Qian also explicitly embeds numerous quotes from many different languages in the book: Readers frequently find excerpts from Chinese poetry as well as French and Latin phrases sprinkled throughout the novel, often on the same page as when Qian juxtaposes his descriptions of Kao Sung-nien with a commentary on Mandarin phraseology and a Latin epithet, or when he reveals the conflation between Pao’s mispronunciation of “Su Tung-p’o” and the French term tombeau. Qian’s frequent and extensive allusions and quotations create an extremely cosmopolitan world through which his characters must struggle. Perhaps the most important quotation is the novel’s epigraph, the French proverb from which Qian derives the novel’s title: “Marriage is like a fortress besieged: those who are outside want to get in, and those who are inside want to get out.”

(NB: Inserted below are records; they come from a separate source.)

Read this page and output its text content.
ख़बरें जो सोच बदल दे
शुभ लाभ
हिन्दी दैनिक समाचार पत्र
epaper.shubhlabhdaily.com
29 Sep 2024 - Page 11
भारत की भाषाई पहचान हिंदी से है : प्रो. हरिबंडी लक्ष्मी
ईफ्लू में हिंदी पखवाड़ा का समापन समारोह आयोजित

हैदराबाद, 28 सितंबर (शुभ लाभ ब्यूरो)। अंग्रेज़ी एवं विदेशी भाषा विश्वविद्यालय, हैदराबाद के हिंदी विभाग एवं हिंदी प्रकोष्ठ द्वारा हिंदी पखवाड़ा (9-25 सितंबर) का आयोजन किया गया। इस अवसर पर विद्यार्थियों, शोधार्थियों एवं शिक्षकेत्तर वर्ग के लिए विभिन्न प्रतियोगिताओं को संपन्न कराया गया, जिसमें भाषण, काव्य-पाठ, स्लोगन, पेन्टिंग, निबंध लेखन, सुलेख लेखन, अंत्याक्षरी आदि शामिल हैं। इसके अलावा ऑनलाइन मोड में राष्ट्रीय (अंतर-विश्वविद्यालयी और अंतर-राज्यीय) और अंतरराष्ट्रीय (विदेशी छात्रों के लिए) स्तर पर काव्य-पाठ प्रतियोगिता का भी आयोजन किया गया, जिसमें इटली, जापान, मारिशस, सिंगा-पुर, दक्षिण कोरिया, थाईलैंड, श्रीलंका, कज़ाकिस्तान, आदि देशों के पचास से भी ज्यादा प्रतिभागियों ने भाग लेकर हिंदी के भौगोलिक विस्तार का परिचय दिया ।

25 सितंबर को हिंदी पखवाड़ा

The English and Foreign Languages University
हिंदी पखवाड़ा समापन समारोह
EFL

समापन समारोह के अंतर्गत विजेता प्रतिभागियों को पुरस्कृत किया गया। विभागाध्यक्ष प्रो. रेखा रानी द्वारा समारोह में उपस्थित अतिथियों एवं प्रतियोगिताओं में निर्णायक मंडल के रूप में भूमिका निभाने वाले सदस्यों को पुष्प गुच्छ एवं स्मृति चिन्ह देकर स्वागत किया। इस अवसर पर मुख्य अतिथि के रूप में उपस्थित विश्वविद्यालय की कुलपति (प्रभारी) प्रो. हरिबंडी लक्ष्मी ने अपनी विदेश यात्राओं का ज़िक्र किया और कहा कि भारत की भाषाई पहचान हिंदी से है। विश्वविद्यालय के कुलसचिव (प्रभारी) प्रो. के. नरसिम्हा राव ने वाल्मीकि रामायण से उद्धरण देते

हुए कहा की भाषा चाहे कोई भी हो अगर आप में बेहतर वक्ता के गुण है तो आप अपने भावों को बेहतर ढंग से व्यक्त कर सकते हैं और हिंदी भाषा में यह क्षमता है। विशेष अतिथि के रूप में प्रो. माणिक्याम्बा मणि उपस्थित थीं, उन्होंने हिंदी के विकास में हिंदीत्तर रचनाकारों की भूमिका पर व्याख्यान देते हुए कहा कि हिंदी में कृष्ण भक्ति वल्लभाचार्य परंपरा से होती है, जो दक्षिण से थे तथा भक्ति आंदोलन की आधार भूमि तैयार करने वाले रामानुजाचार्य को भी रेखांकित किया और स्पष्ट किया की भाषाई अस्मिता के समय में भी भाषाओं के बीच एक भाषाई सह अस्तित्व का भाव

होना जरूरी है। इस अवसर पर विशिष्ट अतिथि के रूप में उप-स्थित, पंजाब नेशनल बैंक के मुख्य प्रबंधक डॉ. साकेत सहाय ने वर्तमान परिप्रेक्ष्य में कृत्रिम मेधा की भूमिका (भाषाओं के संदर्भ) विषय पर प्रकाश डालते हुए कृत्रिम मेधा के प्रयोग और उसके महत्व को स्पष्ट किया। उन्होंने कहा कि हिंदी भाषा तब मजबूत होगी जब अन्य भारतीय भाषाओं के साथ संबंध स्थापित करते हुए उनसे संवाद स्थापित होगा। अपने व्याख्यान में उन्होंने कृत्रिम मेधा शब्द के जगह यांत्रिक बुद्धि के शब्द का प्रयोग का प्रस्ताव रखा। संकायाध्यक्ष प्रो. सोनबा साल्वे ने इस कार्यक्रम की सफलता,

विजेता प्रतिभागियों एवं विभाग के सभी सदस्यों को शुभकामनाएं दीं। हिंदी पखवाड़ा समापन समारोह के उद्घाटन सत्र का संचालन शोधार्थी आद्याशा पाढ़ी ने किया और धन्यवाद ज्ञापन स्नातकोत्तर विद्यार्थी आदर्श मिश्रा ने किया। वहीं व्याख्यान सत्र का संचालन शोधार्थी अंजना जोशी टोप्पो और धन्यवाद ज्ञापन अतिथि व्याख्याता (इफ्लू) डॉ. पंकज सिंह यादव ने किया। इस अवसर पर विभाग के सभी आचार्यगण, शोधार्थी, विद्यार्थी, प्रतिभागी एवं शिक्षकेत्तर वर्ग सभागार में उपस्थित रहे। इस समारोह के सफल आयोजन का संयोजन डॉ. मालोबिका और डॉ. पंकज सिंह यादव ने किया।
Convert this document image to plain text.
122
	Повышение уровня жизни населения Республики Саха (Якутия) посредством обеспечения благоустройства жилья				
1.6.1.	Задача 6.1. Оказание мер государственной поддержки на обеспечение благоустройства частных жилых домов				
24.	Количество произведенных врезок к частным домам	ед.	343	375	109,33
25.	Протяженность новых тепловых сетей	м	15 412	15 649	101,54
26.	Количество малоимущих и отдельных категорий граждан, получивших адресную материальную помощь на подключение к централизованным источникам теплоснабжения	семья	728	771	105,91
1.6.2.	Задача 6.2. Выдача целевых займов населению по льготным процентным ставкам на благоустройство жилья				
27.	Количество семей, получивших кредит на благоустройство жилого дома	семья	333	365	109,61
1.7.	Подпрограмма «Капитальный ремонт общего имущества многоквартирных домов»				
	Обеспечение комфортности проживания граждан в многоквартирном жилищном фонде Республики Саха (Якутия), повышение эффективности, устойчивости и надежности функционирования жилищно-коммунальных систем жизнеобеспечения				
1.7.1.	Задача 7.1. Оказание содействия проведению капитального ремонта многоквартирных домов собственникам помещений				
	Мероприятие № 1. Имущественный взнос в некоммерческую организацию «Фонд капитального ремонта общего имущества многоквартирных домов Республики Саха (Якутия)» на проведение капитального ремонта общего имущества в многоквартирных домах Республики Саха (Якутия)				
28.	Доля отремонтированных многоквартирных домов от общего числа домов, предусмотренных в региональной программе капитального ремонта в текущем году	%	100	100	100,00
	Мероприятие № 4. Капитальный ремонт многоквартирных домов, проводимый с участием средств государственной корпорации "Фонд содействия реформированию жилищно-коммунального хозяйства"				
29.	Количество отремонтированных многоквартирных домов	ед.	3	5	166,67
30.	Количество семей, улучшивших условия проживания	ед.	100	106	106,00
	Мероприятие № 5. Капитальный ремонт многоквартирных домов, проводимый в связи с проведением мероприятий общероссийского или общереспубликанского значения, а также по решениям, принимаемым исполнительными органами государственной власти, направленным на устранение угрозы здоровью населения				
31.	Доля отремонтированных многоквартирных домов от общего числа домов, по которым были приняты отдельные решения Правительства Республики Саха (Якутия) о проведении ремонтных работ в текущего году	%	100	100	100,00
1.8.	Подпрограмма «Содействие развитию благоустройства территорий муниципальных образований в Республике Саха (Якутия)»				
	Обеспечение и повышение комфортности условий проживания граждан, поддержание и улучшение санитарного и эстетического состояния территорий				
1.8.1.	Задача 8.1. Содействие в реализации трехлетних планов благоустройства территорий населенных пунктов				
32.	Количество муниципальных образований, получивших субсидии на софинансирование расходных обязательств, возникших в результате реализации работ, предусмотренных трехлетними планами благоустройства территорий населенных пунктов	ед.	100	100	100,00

This reference to marriage as a conflicted, relative state informs the novel’s main themes of multiple readings and the tragic consequences of misunderstanding. Through such means, Qian reveals how many of his characters may gain knowledge but lack understanding. Moreover, he reveals how the constant demands by societal norms create a tenuous position for everyone, especially for Qian’s protagonist, Fang Hungchien. By focusing on the travails that Hung-chien, his wife, Sun Jou-chia, and their friends undergo as they fruitlessly pursue happiness and meaning, Qian ultimately crafts a tragedy in which actual and metaphorical marriages assume, as the novel’s title suggests, competing and irreconcilable meanings. Through this tragic series of events, Hung-chien comes to represent the competing tensions that define his time. Moreover, Hung-chien demonstrates a constant lack of insight into events that propel him into a hopeless situation at the novel’s end. For example, he does not perceive until it is too late how others manipulate their relationships with him for their own gratification, whether those relationships are romantic (with Pao and T’ang) or political (with Kao and Han Hsûeh-yû). Qian dramatizes the tragic consequences of misinterpretation at the minute level when he has Hung-chien confusing T’ang with Su on the phone. These events are equally accidental (like his misinterpreting Aunt Li’s conversation with Jou-chia) and intentional (Kao’s deceptive offers for teaching positions). These and other incidents compound Hung-chien’s situation to the point of paralysis. Qian’s formulation of these individuals presents a bleak portrait of modern life.

BIBLIOGRAPHY
Huters, Theodore. Qian Zhongshu. Boston: Twayne Publishers, 1982.
Zhang Wenjiang zhu. Guan zhui bain du jie. Shanghai: Shanghai gu ji chu ban she, 2000.